For the approximately 100,000 patients with pulmonary hypertension in the United States, PHA accreditation means that “they can choose programs that have undergone quality measurements to be sure they have capacity and knowledge. The PHA will be collecting outcome data and eventually grading programs’ outcomes as well.”

As an example of the difference between highly qualified centers and others, Zamanian mentioned that patients are sometimes diagnosed and treated on the basis of an echocardiogram, which can misdiagnose some patients. “All patients need cardiac catheterization for a correct diagnosis. Patients who present to a PHA-qualified center will know that they are more likely to be correctly diagnosed and given the latest treatments. Being treated at an accredited center may also ease the care of PH patients, perhaps reducing their healthcare costs by eliminating inappropriate care.”

Teaching

On the educational level, what might this accreditation mean to potential fellows? First, according to Zamanian, Stanford has the only curriculum-based fellowship in the US and has graduated a total of 15 fellows; all but one who graduated in the past 7 years have gone into academic careers and have become major leaders in their field. By joining academic centers in San Diego, New Orleans, Seattle, British Columbia, New Mexico, and other locations, Zamanian says that he “feels we’ve seeded some programs of excellence that patients need in several parts of the country.” The one graduate who did not go into academics joined Actelion Pharmaceuticals and is working there to bring new therapies for PH to market.

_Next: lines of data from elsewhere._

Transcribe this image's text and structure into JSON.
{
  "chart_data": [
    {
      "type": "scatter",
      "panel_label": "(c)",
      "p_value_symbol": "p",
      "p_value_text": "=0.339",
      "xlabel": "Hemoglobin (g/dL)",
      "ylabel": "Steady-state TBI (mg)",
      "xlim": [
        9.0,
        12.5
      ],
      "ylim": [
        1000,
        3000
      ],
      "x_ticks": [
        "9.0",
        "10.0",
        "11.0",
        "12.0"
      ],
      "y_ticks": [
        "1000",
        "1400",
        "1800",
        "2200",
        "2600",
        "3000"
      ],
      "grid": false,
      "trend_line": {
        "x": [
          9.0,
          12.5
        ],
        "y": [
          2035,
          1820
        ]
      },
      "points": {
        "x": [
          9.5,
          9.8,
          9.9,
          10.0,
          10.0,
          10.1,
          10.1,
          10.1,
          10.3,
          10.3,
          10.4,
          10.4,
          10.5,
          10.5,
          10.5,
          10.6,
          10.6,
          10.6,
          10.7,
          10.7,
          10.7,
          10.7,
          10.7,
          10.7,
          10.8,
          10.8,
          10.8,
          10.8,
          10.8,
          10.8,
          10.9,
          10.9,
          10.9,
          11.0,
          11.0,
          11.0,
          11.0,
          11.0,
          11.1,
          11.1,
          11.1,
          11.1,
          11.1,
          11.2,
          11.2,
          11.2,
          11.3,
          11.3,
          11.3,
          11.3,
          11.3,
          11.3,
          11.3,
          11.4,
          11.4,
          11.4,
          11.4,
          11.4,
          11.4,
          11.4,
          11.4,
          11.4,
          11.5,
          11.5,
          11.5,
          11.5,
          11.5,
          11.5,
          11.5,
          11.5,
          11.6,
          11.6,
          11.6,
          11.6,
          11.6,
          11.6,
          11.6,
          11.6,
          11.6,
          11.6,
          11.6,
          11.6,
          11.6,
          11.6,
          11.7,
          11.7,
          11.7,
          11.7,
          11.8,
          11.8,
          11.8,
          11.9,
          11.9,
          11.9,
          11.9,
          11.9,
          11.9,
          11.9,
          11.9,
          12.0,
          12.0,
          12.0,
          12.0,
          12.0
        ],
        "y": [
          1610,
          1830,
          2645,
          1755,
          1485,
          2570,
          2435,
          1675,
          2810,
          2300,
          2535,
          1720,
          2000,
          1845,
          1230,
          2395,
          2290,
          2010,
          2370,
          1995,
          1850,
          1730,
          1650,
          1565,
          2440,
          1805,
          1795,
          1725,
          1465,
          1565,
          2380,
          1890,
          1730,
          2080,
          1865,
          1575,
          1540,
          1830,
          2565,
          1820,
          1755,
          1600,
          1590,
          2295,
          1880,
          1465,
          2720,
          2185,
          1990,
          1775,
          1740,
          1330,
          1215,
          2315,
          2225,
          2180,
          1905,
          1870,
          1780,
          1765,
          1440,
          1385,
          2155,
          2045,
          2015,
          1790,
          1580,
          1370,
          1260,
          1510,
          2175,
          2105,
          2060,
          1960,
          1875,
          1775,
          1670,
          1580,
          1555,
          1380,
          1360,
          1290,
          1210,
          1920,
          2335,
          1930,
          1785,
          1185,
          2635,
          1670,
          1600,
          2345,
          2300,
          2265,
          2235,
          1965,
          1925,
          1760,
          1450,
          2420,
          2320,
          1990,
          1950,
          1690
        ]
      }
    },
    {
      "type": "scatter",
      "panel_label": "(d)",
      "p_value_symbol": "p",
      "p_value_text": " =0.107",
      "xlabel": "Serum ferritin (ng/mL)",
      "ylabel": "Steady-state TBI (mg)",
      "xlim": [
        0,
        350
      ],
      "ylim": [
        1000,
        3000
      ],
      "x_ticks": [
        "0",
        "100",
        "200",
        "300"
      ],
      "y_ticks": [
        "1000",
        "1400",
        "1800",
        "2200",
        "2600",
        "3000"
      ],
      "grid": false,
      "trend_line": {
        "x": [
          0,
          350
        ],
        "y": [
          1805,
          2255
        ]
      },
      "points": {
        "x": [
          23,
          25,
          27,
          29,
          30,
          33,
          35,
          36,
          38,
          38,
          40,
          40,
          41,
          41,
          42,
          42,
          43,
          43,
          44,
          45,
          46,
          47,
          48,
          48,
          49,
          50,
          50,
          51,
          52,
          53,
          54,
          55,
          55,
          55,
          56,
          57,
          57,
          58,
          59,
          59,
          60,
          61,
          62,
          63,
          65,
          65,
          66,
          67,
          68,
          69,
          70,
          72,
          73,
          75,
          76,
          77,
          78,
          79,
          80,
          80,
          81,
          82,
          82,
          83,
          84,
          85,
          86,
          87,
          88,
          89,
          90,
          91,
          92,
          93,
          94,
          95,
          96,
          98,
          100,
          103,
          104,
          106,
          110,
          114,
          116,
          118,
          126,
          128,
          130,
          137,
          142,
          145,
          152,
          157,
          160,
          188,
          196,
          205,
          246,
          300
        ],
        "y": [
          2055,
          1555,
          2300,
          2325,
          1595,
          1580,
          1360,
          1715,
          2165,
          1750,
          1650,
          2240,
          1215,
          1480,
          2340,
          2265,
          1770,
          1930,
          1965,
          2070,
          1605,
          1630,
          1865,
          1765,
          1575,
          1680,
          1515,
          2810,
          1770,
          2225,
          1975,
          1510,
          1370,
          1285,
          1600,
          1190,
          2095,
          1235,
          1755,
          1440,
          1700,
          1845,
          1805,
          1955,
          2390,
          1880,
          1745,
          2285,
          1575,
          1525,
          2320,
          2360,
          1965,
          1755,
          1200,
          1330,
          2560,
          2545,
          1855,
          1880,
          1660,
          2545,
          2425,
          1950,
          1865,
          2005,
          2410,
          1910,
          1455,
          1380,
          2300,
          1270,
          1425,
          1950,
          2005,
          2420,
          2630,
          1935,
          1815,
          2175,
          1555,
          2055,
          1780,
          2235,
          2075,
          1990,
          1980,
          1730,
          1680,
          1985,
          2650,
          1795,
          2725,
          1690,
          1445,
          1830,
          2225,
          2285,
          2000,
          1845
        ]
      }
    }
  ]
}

On another educational front, Zamanian is pursuing the approval of a new pulmonary vascular subspecialty from the American Board of Internal Medicine and the Accreditation Council for Graduate Medical Education.

Research

The third part of the tripartite mission is research. What kind of research is Stanford doing into PH, its causes, treatment, prevention, and cure?

“We do cutting-edge clinical research. I started a biobank in 2007 and we’ve collected over 20,000 samples (of blood, urine, exhaled breath) from patients so that we can study them in a transformative way. We have a database of over 1,000 patients, each having over 300 different tests captured. We have balanced our clinical trials approach. Most centers just do trials with pharmaceuticals, but we have made room to bring our own therapeutics that we have developed in the lab to the clinic.”

To Sum Up

In Zamanian’s words: “This accreditation is important to us, not only because of the regional and the national recognition, but also the realization that we are a program that personifies the things that the PHA wants to see in its top centers.”